Muon catalyzed fusion of deuterium and tritium (muCF) yields the same energy gain per reaction as fusion with magnetic or inertial confinement (17.6 MeV). The crucial points of muCf are, however, very different, namely (a) the energy cost W(mu) for production of one mu- and (b) the number n of reactions a single muon can catalyze on the average. (b) is ultimately limited by the effective sticking probability omega(f) : n less-than-or-equal-to 1/omega(f). With ''standard'' methods one has W(mu) almost-equal-to 5 GeV, omega(f) = 0.5%. Hence a ''standard'' muCF reactor can never reach a net energy gain.
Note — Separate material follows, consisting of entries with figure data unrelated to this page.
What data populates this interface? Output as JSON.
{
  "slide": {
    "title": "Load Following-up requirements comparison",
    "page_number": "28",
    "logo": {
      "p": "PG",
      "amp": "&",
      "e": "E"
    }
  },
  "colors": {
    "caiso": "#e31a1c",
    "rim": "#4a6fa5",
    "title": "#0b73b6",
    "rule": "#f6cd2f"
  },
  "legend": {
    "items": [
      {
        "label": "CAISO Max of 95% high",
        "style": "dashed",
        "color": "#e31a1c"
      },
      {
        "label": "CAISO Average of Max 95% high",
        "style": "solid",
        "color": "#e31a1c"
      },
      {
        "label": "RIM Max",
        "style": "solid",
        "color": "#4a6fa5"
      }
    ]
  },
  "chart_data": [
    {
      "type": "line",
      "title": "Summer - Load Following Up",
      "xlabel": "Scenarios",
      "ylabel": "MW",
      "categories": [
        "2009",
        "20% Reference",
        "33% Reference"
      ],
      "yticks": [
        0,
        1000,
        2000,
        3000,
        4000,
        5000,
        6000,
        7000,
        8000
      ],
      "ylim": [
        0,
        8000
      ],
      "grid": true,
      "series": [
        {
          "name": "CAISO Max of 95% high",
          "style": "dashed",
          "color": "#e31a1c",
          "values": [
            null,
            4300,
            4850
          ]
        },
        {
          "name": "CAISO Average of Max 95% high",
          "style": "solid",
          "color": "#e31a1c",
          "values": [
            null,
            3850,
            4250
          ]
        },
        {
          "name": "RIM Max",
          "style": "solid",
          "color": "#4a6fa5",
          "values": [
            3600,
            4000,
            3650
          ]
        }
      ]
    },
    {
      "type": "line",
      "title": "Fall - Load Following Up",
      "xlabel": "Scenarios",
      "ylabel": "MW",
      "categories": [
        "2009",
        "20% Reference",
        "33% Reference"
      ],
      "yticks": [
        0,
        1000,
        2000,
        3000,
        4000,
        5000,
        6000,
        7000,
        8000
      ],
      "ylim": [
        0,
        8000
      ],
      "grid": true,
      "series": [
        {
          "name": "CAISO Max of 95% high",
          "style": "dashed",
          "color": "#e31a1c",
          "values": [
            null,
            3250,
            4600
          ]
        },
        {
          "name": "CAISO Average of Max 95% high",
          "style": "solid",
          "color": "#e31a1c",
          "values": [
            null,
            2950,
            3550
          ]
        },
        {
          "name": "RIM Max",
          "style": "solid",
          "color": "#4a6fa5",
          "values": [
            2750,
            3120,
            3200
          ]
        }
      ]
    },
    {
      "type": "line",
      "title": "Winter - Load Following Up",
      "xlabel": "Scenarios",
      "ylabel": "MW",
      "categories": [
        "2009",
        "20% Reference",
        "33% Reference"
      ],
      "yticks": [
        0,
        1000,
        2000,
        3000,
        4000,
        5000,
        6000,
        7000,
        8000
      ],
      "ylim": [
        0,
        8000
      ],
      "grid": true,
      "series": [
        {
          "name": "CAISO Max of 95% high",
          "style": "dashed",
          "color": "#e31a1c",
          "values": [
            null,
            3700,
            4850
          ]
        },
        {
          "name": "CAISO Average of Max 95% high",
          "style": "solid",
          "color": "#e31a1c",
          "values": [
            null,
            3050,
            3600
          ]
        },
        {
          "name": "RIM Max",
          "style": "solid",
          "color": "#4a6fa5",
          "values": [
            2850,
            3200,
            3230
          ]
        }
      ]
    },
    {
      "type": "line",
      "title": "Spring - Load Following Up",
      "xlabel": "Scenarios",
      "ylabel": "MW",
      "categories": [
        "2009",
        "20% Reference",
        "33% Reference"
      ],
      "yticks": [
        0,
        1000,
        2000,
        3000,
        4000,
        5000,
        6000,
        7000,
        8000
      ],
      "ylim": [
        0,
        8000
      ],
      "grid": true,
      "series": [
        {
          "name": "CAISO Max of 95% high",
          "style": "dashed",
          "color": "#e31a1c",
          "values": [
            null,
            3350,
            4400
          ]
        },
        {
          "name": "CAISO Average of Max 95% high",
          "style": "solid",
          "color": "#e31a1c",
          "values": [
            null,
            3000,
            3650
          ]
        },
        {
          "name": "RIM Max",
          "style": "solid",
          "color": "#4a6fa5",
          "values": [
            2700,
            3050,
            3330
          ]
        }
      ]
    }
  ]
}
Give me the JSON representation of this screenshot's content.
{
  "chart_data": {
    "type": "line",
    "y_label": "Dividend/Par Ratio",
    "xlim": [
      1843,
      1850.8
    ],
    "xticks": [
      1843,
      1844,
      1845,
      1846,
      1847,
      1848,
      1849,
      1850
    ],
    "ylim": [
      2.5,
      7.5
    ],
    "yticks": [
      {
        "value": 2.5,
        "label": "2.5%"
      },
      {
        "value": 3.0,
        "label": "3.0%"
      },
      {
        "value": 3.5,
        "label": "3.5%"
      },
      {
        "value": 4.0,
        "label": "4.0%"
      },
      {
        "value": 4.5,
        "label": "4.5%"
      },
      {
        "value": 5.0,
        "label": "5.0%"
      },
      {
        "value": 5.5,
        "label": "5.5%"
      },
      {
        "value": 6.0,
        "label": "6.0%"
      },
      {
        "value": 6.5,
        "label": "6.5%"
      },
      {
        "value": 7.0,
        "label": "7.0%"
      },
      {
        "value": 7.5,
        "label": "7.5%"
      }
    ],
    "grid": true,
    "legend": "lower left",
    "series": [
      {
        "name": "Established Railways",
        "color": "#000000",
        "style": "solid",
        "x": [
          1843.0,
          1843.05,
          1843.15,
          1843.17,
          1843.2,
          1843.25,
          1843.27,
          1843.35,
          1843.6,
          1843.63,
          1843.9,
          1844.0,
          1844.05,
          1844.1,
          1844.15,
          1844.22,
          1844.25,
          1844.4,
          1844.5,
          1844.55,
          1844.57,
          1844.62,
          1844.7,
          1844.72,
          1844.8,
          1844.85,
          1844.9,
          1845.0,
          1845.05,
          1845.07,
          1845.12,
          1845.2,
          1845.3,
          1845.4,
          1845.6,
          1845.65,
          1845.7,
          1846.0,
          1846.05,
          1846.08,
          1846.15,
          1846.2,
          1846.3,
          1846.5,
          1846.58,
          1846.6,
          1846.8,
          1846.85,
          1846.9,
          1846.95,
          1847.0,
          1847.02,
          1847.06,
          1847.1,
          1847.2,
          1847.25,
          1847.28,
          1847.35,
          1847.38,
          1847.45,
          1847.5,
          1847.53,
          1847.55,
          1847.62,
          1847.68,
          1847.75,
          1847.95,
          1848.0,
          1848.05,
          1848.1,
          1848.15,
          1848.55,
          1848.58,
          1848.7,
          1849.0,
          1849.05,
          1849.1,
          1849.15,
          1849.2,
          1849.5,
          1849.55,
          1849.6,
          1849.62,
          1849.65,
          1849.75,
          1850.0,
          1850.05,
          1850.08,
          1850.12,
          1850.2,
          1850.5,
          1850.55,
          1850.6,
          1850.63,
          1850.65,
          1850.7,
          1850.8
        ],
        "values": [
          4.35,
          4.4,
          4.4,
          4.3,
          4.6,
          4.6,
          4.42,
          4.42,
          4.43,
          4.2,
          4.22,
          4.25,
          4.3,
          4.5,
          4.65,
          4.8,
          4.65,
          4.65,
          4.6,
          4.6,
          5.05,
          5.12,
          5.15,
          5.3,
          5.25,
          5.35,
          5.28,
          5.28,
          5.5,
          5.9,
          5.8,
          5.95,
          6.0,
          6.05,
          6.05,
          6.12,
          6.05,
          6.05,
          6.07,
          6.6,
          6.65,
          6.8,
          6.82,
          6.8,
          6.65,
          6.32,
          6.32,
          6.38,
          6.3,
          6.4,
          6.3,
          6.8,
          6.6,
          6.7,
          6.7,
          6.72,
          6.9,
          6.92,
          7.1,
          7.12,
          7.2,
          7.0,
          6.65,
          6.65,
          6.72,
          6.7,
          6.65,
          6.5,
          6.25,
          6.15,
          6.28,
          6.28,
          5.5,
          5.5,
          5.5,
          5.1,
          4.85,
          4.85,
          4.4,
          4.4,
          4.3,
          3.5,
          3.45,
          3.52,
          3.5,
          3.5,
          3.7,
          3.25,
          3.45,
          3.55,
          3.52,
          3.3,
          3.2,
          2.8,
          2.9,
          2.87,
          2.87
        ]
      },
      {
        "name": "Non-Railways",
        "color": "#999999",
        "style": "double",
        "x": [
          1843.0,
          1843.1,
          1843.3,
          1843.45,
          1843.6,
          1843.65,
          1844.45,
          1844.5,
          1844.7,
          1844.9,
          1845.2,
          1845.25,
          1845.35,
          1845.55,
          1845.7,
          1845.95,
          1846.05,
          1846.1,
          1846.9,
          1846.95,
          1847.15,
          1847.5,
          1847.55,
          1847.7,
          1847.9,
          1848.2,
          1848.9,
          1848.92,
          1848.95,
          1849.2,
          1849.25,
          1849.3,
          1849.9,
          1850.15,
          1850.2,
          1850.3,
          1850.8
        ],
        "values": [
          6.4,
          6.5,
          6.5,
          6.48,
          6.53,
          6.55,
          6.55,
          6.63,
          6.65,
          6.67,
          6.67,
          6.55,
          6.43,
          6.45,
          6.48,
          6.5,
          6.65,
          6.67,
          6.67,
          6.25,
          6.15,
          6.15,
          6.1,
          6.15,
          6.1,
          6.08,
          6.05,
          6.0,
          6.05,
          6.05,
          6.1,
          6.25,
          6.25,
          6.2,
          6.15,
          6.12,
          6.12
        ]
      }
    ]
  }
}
To solve this problem, ways discussed since about a decade are to increase the efficiency by both (i) energy multiplication using a fissionable blanket and (ii) breeding. A new way to increase the safety of fission devices mostly due to Yu. Petrov is outlined. On the other hand there is a hope to lower W(mu) slightly and omega(f) drastically, the latter by artificial reactivation. New theoretical results for beam cooling in an omegatron type driven integrated muCF reactor, important for W(mu) and, in particular, omega(f), is presented.